By the time school had started, Tinker was asking for 110 percent, and two weeks after that it was 120. Injuries were not allowed at practice, nor drinking water—not a coddler, Evelyn Tinker. There was also a rule against the removal of helmets. The helmets had a swampy smell, and the rubber padding was always slick with sweat and grime, and Spooner expected that if his head was ever stuck in a pussy, it would feel something like a football helmet in August.
Currently the most vicious player on Tinker’s squad was a kid named Russell Hodge, a three-sport hero who once had kept his helmet on all practice even though a yellow jacket crawled into the ear hole and eventually stung him deaf in one ear. Tinker submitted an essay on the incident to the editorial page of the Prairie Glen Mercury-News, ending with this prediction: Russell Hodge is a individual who will go a lot further in life with one ear than most of his generation will with the traditional number of two!
When the time comes, he wrote, Hodge will be ready!!! He will know what it is like to give and take no quarters from the enemy!!!

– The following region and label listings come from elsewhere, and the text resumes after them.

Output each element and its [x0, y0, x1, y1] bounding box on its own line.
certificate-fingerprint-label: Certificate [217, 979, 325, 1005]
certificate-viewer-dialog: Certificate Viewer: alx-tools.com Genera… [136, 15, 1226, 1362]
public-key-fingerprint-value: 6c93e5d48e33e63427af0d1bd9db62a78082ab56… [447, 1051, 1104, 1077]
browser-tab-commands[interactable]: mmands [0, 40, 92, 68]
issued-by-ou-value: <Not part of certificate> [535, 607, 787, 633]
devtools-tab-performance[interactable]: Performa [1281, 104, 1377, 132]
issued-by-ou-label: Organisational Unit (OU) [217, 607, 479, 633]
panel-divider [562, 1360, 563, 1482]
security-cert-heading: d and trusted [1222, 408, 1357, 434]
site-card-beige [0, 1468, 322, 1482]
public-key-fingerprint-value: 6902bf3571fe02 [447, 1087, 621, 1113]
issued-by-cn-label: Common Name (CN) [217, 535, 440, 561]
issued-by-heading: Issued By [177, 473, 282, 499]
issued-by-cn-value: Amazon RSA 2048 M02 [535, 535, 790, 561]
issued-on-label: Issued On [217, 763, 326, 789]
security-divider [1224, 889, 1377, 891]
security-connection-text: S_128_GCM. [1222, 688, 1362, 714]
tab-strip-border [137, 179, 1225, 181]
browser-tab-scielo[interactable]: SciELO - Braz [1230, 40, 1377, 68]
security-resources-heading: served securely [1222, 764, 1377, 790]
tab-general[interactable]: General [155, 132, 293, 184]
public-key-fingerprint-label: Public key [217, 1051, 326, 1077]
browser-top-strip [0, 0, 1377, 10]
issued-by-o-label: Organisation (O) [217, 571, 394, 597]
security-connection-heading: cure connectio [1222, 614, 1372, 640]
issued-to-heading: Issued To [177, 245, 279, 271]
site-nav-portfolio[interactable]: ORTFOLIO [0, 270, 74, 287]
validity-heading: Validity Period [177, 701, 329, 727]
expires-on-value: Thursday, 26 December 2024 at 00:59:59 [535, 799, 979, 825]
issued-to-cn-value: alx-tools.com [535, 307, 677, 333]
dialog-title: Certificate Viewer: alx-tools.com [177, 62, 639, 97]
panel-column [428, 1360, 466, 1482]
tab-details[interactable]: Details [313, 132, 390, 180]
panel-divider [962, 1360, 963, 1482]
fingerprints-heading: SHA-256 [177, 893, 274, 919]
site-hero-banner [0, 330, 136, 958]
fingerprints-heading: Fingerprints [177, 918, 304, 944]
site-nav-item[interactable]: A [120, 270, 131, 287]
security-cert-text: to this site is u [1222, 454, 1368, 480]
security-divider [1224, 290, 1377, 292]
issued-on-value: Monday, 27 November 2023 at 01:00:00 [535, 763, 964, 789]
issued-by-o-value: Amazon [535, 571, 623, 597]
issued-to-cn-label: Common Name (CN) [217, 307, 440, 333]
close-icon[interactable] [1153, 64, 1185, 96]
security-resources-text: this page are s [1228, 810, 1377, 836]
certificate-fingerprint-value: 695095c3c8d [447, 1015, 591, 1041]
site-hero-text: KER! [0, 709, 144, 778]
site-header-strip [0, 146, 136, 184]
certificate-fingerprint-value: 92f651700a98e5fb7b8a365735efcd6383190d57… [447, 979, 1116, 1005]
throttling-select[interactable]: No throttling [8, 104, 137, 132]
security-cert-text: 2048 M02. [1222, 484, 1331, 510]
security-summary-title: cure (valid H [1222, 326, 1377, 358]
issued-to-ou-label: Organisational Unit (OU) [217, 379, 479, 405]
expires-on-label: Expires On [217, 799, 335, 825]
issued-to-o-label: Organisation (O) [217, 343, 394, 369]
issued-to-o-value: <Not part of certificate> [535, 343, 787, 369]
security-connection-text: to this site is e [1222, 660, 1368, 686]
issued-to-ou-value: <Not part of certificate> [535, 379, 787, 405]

The coach wrote the way he spoke, a machine gun of exclamation points, a lover of noise. The louder a thing was, the more important. In Spooner’s experience, Tinker lowered his voice only to pray before football games and once in a while to comment on the half-dozen geezers who assembled every day on a mound at the far side of the practice field and chewed on weeds and smoked cigarettes while they watched practice. For reasons that were never clear to Spooner, Tinker did not like the spectators, although he was unfailingly polite to their faces. “When the time comes,” he would say, his hushed voice scraping like a tailpipe across the garage floor, “you won’t have to sit out here and watch high school football practice, because you’ll know you gave it a hundred and twenty percent when you had the chance.”